In latest attack on citizen’s rights, state legislators strip municipalities of zoning authority
Not content to leave Pennsylvania communities with any control over gas drilling within their borders, state legislators have stripped municipalities of their zoning authority under Act 13, choosing energy corporations over the people who elected them. This isn’t exactly new ground for the legislature; indeed, taking away communities’ authority to govern themselves is a decades-old pastime in Harrisburg, one that has shifted into high gear over the past 20 years.
In 1992 the legislature ceded logging rights to timber interests
The legislature made logging a guaranteed right in all zoning districts back in 1992, giving in to timber interests and eliminating municipalities’ authority to provide for conservation zones.
Next, lawmakers stripped municipalities of other regulatory authorities including water extraction
Shortly thereafter, lawmakers stripped municipalities of their authority to regulate corporate water extraction, the use of genetically modified seeds, and the dumping of urban sewage sludge on farmland. They also required all communities to allow “reasonable” extraction of minerals.
In 2005, state lawmakers effectively gave private agribusiness its own taxpayer-funded public lawyer – the state attorney general
Until recently, however, corporations still had to go to the trouble of suing municipalities if they wanted to overturn local laws. That changed in 2005, when, responding to the growing number of municipalities banning factory farms, the legislature adopted Act 38, the Agriculture, Communities, and Rural Environment Act, known as ACRE. It not only preempted municipal regulation of factory farming; it also gave private agribusiness a public lawyer: the state attorney general.

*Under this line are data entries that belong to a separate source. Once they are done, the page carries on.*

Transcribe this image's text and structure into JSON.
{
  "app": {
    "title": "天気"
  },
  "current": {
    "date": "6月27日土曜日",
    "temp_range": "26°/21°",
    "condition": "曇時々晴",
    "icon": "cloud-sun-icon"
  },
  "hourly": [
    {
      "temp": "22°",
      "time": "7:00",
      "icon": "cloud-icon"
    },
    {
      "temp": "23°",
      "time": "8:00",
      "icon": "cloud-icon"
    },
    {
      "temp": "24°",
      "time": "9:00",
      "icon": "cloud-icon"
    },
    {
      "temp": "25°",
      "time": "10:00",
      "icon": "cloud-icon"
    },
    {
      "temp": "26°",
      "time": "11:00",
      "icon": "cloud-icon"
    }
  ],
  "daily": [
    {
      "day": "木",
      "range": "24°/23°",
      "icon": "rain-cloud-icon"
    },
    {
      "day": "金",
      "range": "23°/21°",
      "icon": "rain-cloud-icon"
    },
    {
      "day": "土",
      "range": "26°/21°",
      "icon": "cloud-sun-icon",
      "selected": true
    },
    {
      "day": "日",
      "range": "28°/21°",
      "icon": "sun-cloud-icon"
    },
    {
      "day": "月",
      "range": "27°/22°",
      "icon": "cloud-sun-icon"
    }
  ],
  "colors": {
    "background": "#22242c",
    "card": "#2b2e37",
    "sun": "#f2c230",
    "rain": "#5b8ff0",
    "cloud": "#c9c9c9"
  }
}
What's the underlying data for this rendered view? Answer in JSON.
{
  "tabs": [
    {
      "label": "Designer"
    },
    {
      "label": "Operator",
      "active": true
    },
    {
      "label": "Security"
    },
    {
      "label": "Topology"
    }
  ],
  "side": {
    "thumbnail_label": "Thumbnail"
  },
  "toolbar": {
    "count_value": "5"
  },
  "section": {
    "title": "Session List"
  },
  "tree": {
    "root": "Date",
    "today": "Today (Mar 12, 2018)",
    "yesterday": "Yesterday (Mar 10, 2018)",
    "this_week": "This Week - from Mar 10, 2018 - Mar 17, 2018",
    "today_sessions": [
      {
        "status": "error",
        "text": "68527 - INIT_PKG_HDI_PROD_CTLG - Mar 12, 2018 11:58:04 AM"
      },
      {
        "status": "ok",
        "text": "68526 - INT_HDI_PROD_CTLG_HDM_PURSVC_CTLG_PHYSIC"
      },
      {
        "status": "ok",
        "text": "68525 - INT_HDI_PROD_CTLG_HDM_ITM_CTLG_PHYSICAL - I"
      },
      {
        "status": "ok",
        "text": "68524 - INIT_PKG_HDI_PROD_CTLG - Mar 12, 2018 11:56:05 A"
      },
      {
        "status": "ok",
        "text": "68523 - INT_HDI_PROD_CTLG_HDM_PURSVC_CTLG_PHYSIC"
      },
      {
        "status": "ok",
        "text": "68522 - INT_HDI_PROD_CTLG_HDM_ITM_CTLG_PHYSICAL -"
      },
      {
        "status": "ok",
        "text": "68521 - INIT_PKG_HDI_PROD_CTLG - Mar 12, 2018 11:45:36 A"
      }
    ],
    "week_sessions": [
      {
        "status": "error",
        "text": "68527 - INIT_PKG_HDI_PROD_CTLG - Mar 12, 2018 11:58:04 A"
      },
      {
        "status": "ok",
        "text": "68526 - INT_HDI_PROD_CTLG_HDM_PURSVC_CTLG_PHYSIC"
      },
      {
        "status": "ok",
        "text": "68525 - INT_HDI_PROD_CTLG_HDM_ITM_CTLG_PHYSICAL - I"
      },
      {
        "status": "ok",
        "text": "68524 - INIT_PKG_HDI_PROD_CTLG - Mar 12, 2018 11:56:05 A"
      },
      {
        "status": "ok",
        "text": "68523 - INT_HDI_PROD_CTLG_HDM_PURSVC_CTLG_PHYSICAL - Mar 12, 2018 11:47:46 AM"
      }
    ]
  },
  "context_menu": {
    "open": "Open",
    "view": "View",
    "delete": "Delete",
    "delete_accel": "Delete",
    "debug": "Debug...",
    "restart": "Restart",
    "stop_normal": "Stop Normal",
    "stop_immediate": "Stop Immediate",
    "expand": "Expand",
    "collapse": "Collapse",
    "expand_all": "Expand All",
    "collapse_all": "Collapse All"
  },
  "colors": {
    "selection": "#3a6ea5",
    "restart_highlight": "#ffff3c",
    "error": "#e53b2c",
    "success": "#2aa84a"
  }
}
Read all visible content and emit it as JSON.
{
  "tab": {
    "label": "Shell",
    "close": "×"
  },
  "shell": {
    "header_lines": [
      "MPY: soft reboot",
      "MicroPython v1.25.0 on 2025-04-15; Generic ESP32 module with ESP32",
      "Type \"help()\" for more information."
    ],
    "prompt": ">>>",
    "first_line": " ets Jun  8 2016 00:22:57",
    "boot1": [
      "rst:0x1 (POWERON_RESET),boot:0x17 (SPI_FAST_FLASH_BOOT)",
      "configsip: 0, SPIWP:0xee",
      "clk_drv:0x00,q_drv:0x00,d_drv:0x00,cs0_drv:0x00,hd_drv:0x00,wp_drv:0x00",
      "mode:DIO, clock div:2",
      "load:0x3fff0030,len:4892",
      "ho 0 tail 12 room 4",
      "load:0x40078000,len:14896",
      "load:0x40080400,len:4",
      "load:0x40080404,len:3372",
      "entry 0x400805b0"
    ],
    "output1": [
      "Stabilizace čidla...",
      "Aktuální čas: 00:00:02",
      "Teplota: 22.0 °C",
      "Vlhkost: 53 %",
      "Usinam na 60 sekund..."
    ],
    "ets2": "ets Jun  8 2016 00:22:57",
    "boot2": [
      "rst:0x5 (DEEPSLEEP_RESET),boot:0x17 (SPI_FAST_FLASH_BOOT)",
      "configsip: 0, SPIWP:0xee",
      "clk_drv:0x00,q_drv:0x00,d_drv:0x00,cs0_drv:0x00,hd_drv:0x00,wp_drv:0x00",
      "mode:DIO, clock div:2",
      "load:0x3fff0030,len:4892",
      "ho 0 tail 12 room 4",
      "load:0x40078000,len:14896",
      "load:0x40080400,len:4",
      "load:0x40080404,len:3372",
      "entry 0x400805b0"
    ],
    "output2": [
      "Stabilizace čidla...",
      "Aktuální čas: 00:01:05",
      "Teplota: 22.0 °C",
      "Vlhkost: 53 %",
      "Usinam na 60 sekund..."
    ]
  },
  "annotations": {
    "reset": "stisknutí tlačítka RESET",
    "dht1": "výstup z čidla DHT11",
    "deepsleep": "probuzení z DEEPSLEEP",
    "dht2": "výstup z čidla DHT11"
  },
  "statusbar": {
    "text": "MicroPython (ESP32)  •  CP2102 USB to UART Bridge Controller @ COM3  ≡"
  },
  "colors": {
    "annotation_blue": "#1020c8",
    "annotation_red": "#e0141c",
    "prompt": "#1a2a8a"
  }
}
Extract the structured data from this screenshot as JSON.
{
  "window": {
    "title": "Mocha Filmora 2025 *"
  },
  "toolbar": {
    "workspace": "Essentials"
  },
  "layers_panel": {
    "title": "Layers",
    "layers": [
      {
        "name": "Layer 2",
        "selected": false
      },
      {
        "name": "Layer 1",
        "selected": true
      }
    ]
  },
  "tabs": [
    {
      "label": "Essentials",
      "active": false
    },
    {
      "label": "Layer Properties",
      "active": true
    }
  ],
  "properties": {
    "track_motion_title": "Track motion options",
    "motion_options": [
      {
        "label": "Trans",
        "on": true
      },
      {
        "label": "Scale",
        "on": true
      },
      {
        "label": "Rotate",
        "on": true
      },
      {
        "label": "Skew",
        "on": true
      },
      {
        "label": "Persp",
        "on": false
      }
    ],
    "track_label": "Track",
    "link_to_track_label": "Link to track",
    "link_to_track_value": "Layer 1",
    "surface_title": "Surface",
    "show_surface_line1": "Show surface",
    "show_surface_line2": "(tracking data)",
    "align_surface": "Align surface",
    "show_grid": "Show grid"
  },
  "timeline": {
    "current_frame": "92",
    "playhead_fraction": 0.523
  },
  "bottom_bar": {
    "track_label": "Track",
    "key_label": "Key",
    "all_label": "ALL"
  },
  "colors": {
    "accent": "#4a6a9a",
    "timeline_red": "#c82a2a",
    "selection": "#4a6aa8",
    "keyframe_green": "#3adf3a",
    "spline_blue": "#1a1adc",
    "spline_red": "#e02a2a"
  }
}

Under ACRE, instead of bothering to sue municipalities themselves, factory farmers could ask the attorney general to do so for them. Taxpayer-funded state attorneys were thus required to act at the behest of private corporations and against our communities to overturn democratically enacted laws. The state became not only an enactor of corporate-written law, but also a direct enforcer of it.
Using this as a model, Act 13 once again positions the state as corporate enforcer, this time through the Public Utility Commission. Under the law, the PUC can move to nullify any local laws that regulate gas extraction.
Municipalities have been transformed into wholly owned subsidiaries of the legislature
Act 13 hastens Pennsylvania’s transition to corporate statehood. Municipalities have been transformed into wholly owned subsidiaries of the legislature, with a status somewhere below that of private corporations.